– Хорошо, так что будем делать? – У Дакерса блестели глаза в предвкушении приключений, и Харт решил, что столкнуть его в воду, чтобы научился плавать, – отличное решение.
– Ты подойдешь к ним и покажешь свой новенький значок. Потом велишь им бросить шерсть и убираться, а то арестуешь. Я прикрою.
Глаза Дакерса потеряли блеск.
– Что? А может, лучше вы сходите помахать значком?
– Я-то уже умею махать значком. Это ты учишься.
Дакерс приценился к блеющей голубой овце и пьяным подросткам едва ли моложе его самого.
– Это обязательно?
– Быть маршалом – это не только героически сражаться с бродягами. Ты теперь на стороне закона, а эти прохвосты его нарушают.
– Но я даже бродяг еще не видел!
Харт уже знал, что препираться с Дакерсом смысла нет. Нужно было просто промолчать и эдак скучающе на него посмотреть. Дакерс всегда сдавался.

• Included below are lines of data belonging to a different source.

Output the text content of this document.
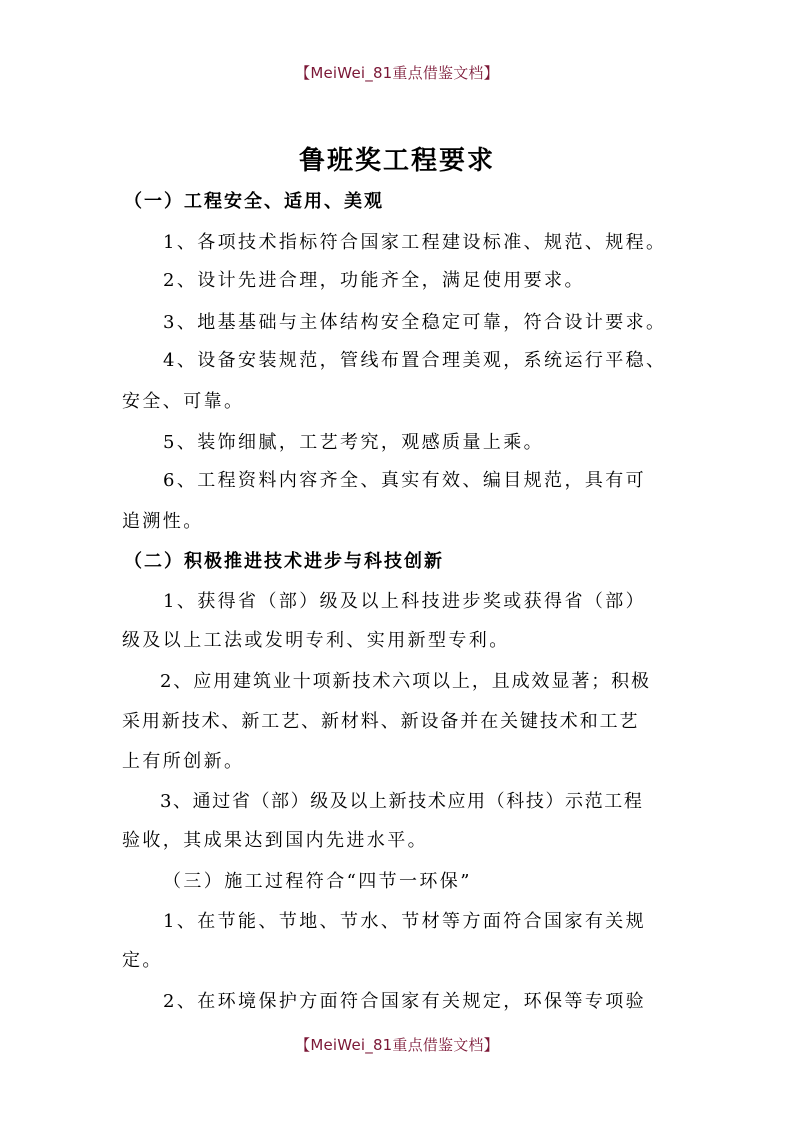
【MeiWei_81重点借鉴文档】
鲁班奖工程要求
（一）工程安全、适用、美观
1、各项技术指标符合国家工程建设标准、规范、规程。
2、设计先进合理，功能齐全，满足使用要求。
3、地基基础与主体结构安全稳定可靠，符合设计要求。
4、设备安装规范，管线布置合理美观，系统运行平稳、
安全、可靠。
5、装饰细腻，工艺考究，观感质量上乘。
6、工程资料内容齐全、真实有效、编目规范，具有可
追溯性。
（二）积极推进技术进步与科技创新
1、获得省（部）级及以上科技进步奖或获得省（部）
级及以上工法或发明专利、实用新型专利。
2、应用建筑业十项新技术六项以上，且成效显著；积极
采用新技术、新工艺、新材料、新设备并在关键技术和工艺
上有所创新。
3、通过省（部）级及以上新技术应用（科技）示范工程
验收，其成果达到国内先进水平。
（三）施工过程符合“四节一环保”
1、在节能、节地、节水、节材等方面符合国家有关规
定。
2、在环境保护方面符合国家有关规定，环保等专项验
【MeiWei_81重点借鉴文档】
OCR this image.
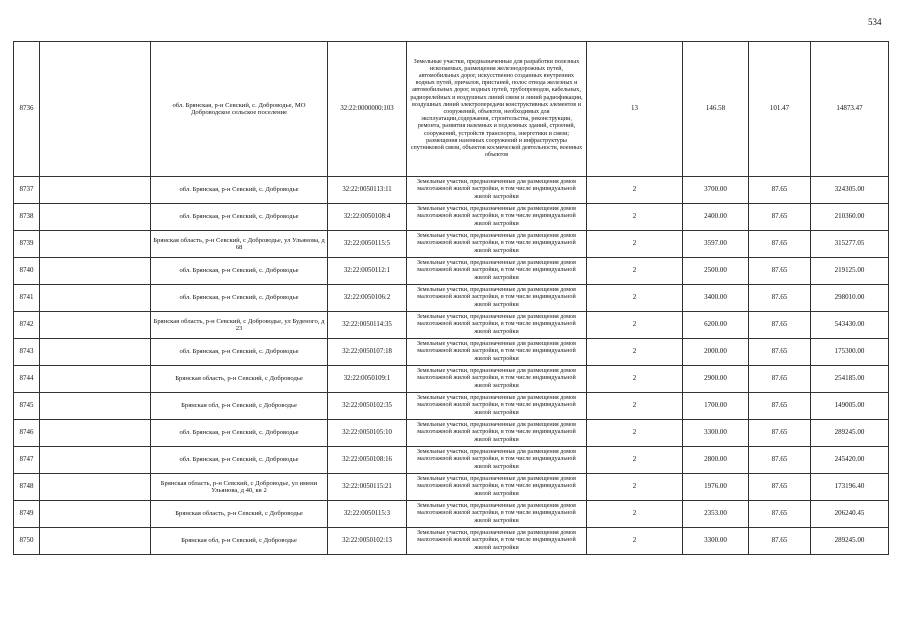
534
8736		обл. Брянская, р-н Севский, с. Доброводье, МО Доброводское сельское поселение	32:22:0000000:103	Земельные участки, предназначенные для разработки полезных ископаемых, размещения железнодорожных путей, автомобильных дорог, искусственно созданных внутренних водных путей, причалов, пристаней, полос отвода железных и автомобильных дорог, водных путей, трубопроводов, кабельных, радиорелейных и воздушных линий связи и линий радиофикации, воздушных линий электропередачи конструктивных элементов и сооружений, объектов, необходимых для эксплуатации,содержания, строительства, реконструкции, ремонта, развития наземных и подземных зданий, строений, сооружений, устройств транспорта, энергетики и связи; размещения наземных сооружений и инфраструктуры спутниковой связи, объектов космической деятельности, военных объектов	13	146.58	101.47	14873.47
8737		обл. Брянская, р-н Севский, с. Доброводье	32:22:0050113:11	Земельные участки, предназначенные для размещения домов малоэтажной жилой застройки, в том числе индивидуальной жилой застройки	2	3700.00	87.65	324305.00
8738		обл. Брянская, р-н Севский, с. Доброводье	32:22:0050108:4	Земельные участки, предназначенные для размещения домов малоэтажной жилой застройки, в том числе индивидуальной жилой застройки	2	2400.00	87.65	210360.00
8739		Брянская область, р-н Севский, с Доброводье, ул Ульянова, д 68	32:22:0050115:5	Земельные участки, предназначенные для размещения домов малоэтажной жилой застройки, в том числе индивидуальной жилой застройки	2	3597.00	87.65	315277.05
8740		обл. Брянская, р-н Севский, с. Доброводье	32:22:0050112:1	Земельные участки, предназначенные для размещения домов малоэтажной жилой застройки, в том числе индивидуальной жилой застройки	2	2500.00	87.65	219125.00
8741		обл. Брянская, р-н Севский, с. Доброводье	32:22:0050106:2	Земельные участки, предназначенные для размещения домов малоэтажной жилой застройки, в том числе индивидуальной жилой застройки	2	3400.00	87.65	298010.00
8742		Брянская область, р-н Севский, с Доброводье, ул Буденого, д 23	32:22:0050114:35	Земельные участки, предназначенные для размещения домов малоэтажной жилой застройки, в том числе индивидуальной жилой застройки	2	6200.00	87.65	543430.00
8743		обл. Брянская, р-н Севский, с. Доброводье	32:22:0050107:18	Земельные участки, предназначенные для размещения домов малоэтажной жилой застройки, в том числе индивидуальной жилой застройки	2	2000.00	87.65	175300.00
8744		Брянская область, р-н Севский, с Доброводье	32:22:0050109:1	Земельные участки, предназначенные для размещения домов малоэтажной жилой застройки, в том числе индивидуальной жилой застройки	2	2900.00	87.65	254185.00
8745		Брянская обл, р-н Севский, с Доброводье	32:22:0050102:35	Земельные участки, предназначенные для размещения домов малоэтажной жилой застройки, в том числе индивидуальной жилой застройки	2	1700.00	87.65	149005.00
8746		обл. Брянская, р-н Севский, с. Доброводье	32:22:0050105:10	Земельные участки, предназначенные для размещения домов малоэтажной жилой застройки, в том числе индивидуальной жилой застройки	2	3300.00	87.65	289245.00
8747		обл. Брянская, р-н Севский, с. Доброводье	32:22:0050108:16	Земельные участки, предназначенные для размещения домов малоэтажной жилой застройки, в том числе индивидуальной жилой застройки	2	2800.00	87.65	245420.00
8748		Брянская область, р-н Севский, с Доброводье, ул имени Ульянова, д 40, кв 2	32:22:0050115:21	Земельные участки, предназначенные для размещения домов малоэтажной жилой застройки, в том числе индивидуальной жилой застройки	2	1976.00	87.65	173196.40
8749		Брянская область, р-н Севский, с Доброводье	32:22:0050115:3	Земельные участки, предназначенные для размещения домов малоэтажной жилой застройки, в том числе индивидуальной жилой застройки	2	2353.00	87.65	206240.45
8750		Брянская обл, р-н Севский, с Доброводье	32:22:0050102:13	Земельные участки, предназначенные для размещения домов малоэтажной жилой застройки, в том числе индивидуальной жилой застройки	2	3300.00	87.65	289245.00
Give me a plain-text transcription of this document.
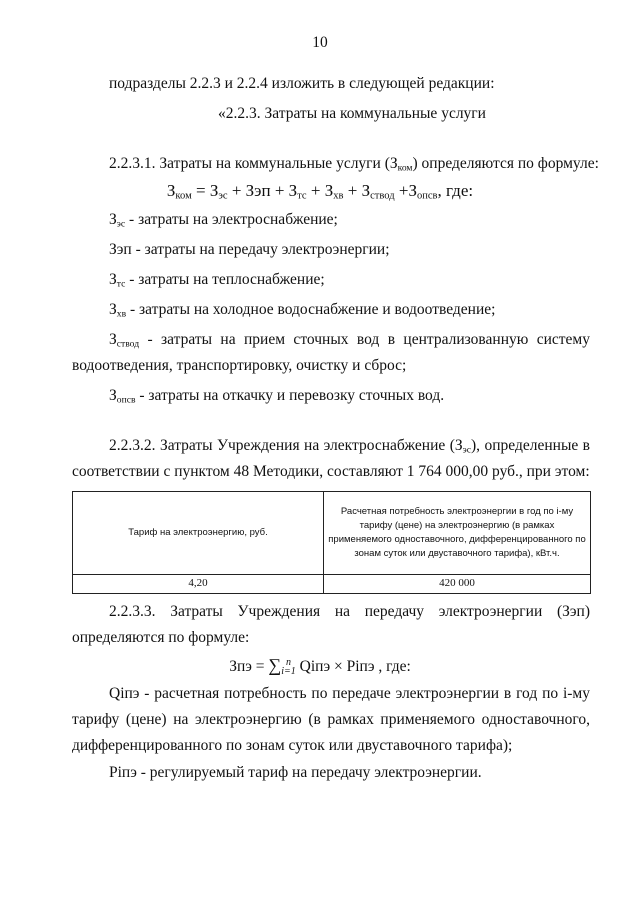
10
подразделы 2.2.3 и 2.2.4 изложить в следующей редакции:
«2.2.3. Затраты на коммунальные услуги
2.2.3.1. Затраты на коммунальные услуги $(З_{ком})$ определяются по формуле:
$З_{ком} = З_{эс}$ + Зэп + $З_{тс} + З_{хв} + З_{ствод} +З_{опсв}$, где:
$З_{эс}$ - затраты на электроснабжение;
Зэп - затраты на передачу электроэнергии;
$З_{тс}$ - затраты на теплоснабжение;
$З_{хв}$ - затраты на холодное водоснабжение и водоотведение;
$З_{ствод}$ - затраты на прием сточных вод в централизованную систему
водоотведения, транспортировку, очистку и сброс;
$З_{опсв}$ - затраты на откачку и перевозку сточных вод.
2.2.3.2. Затраты Учреждения на электроснабжение $(З_{эс})$, определенные в
соответствии с пунктом 48 Методики, составляют 1 764 000,00 руб., при этом:
Тариф на электроэнергию, руб.	Расчетная потребность электроэнергии в год по i-му тарифу (цене) на электроэнергию (в рамках применяемого одноставочного, дифференцированного по зонам суток или двуставочного тарифа), кВт.ч.
4,20	420 000
2.2.3.3. Затраты Учреждения на передачу электроэнергии (Зэп)
определяются по формуле:
Зпэ = ∑ n
i=1 Qiпэ × Piпэ , где:
Qiпэ - расчетная потребность по передаче электроэнергии в год по i-му
тарифу (цене) на электроэнергию (в рамках применяемого одноставочного,
дифференцированного по зонам суток или двуставочного тарифа);
Piпэ - регулируемый тариф на передачу электроэнергии.
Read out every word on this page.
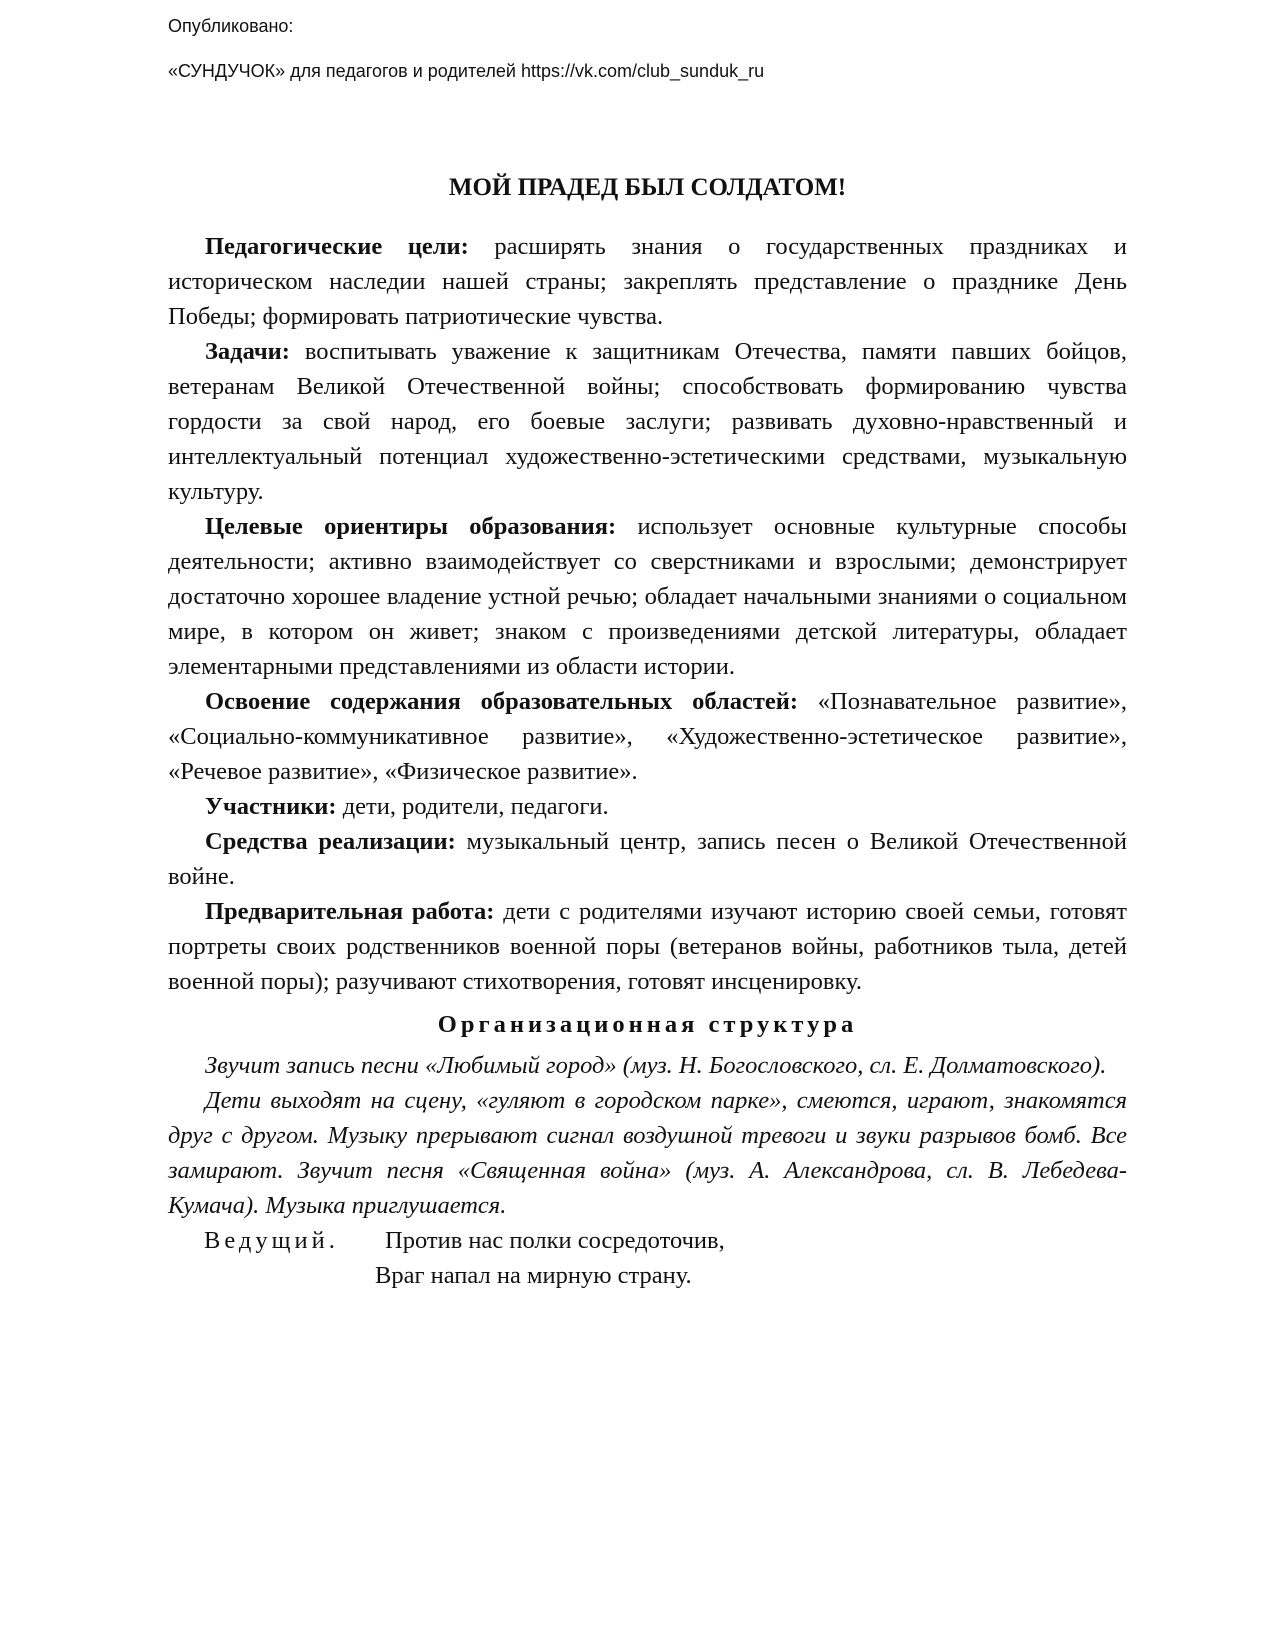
Опубликовано:
«СУНДУЧОК» для педагогов и родителей https://vk.com/club_sunduk_ru
МОЙ ПРАДЕД БЫЛ СОЛДАТОМ!

Педагогические цели: расширять знания о государственных праздниках и историческом наследии нашей страны; закреплять представление о празднике День Победы; формировать патриотические чувства.

Задачи: воспитывать уважение к защитникам Отечества, памяти павших бойцов, ветеранам Великой Отечественной войны; способствовать формированию чувства гордости за свой народ, его боевые заслуги; развивать духовно-нравственный и интеллектуальный потенциал художественно-эстетическими средствами, музыкальную культуру.

Целевые ориентиры образования: использует основные культурные способы деятельности; активно взаимодействует со сверстниками и взрослыми; демонстрирует достаточно хорошее владение устной речью; обладает начальными знаниями о социальном мире, в котором он живет; знаком с произведениями детской литературы, обладает элементарными представлениями из области истории.

Освоение содержания образовательных областей: «Познавательное развитие», «Социально-коммуникативное развитие», «Художественно-эстетическое развитие», «Речевое развитие», «Физическое развитие».

Участники: дети, родители, педагоги.

Средства реализации: музыкальный центр, запись песен о Великой Отечественной войне.

Предварительная работа: дети с родителями изучают историю своей семьи, готовят портреты своих родственников военной поры (ветеранов войны, работников тыла, детей военной поры); разучивают стихотворения, готовят инсценировку.

Организационная структура

Звучит запись песни «Любимый город» (муз. Н. Богословского, сл. Е. Долматовского).

Дети выходят на сцену, «гуляют в городском парке», смеются, играют, знакомятся друг с другом. Музыку прерывают сигнал воздушной тревоги и звуки разрывов бомб. Все замирают. Звучит песня «Священная война» (муз. А. Александрова, сл. В. Лебедева-Кумача). Музыка приглушается.

Ведущий. Против нас полки сосредоточив,
Враг напал на мирную страну.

– Ладно, – пошел на попятный он, с шипением втянув воздух сквозь зубы.
– Все получится. Я рядом. Иди, наваляй им. – Харт хлопнул его по плечу – своего рода знак поддержки; таких дружелюбных жестов за ним обычно не наблюдалось, но, кажется, Дакерсу это помогло обрести необходимую отвагу. Он расправил плечи и пошел к мальчишкам, а Харт шел следом.
– Прошу прощения, господа, – властно окликнул их Дакерс звенящим голосом. Харт решил, что это неплохое начало.
Один из мальчишек машинально хихикнул, а второй застыл, побелев в свете фонаря.
– Я маршал Дакерс, служба танрийских маршалов. – Тут Дакерс сбился. Между ним и юными правонарушителями повисла неловкая пауза. Он опустил дрожащую руку на мини-арбалет у бедра и заявил: – Бросайте шерсть и останетесь в живых!
– Сраное Соленое Море! – буркнул себе под нос Харт, качая головой, и прикрыл ладонью лицо, чтобы браконьеры не увидели его досады.
Мальчишки переглянулись и расхохотались.
– Давай заново, – кашлянул Харт.
– Валите домой, а то арестуем! – велел им Дакерс, но они все хохотали.
– И? – намекнул Харт.
– И?.. А, шерсть! – Дакерс повернулся к парням. – И шерсть бросьте!
– Погоди-ка, у меня тут где-то разрешение, – сказал тот, что посмелее. Покопался в кармане комбинезона и выудил оттуда средний палец под хихиканье друга.
– Можно их пристрелить? – спросил у Харта Дакерс.
Харт был уверен, что это шутка, но на всякий случай твердо ответил:
– Нет.
Дакерс попытался еще раз.
– Повторяю в последний раз. Бросьте шерсть и убирайтесь, иначе арестую.
Тот, что понаглее, достал из кармана фляжку и сделал глоток.
– О-о-ой, боюсь-боюсь! Геральд, тоже в штаны уже наделал, да? – Он передал фляжку товарищу, тот кивнул, хохотнул и присосался к фляжке.
Тут Харт заметил, что по ветвям деревьев над мальчишками скачет хват – одержимый хват. Он подобрал с земли камень и бросил, сбив мелкого бродягу лягушачьего вида с ветки. Тот свалился прямо на противного дружка Геральда, размахивая лапами и вопя «Хва-а-а-а-а-а-а-а-ат!» хриплым мертвым голосом.
– Сними! Сними его! – завопил парень, но Геральд взвизгнул, как паникующая свинья, и умчался, бросив друга, а тот стряхнул мерзкую шерстяную лягуху с головы и в ужасе бросился вслед за Геральдом.
Восставший из мертвых хват перевернулся на лапки и запрыгал к Дакерсу. Один глаз вывалился из глазницы и болтался на связке. Дакерс застыл в ужасе, а Харт достал рапиру и трижды пронзил бродягу, с третьего раза попав в аппендикс. Из раны вырвалась душа, и Харт уже не впервые подумал: в каком же отчаянии и растерянности должна пребывать человеческая душа, чтобы захватить полусгнившего хвата? Но опять же, ему ли судить? Он и сам все чаще чувствовал растерянность и отчаяние.
Он вытер клинок платком, который носил в кармане, и убрал рапиру в ножны, а потом взглянул на испуганного, посмурневшего Дакерса.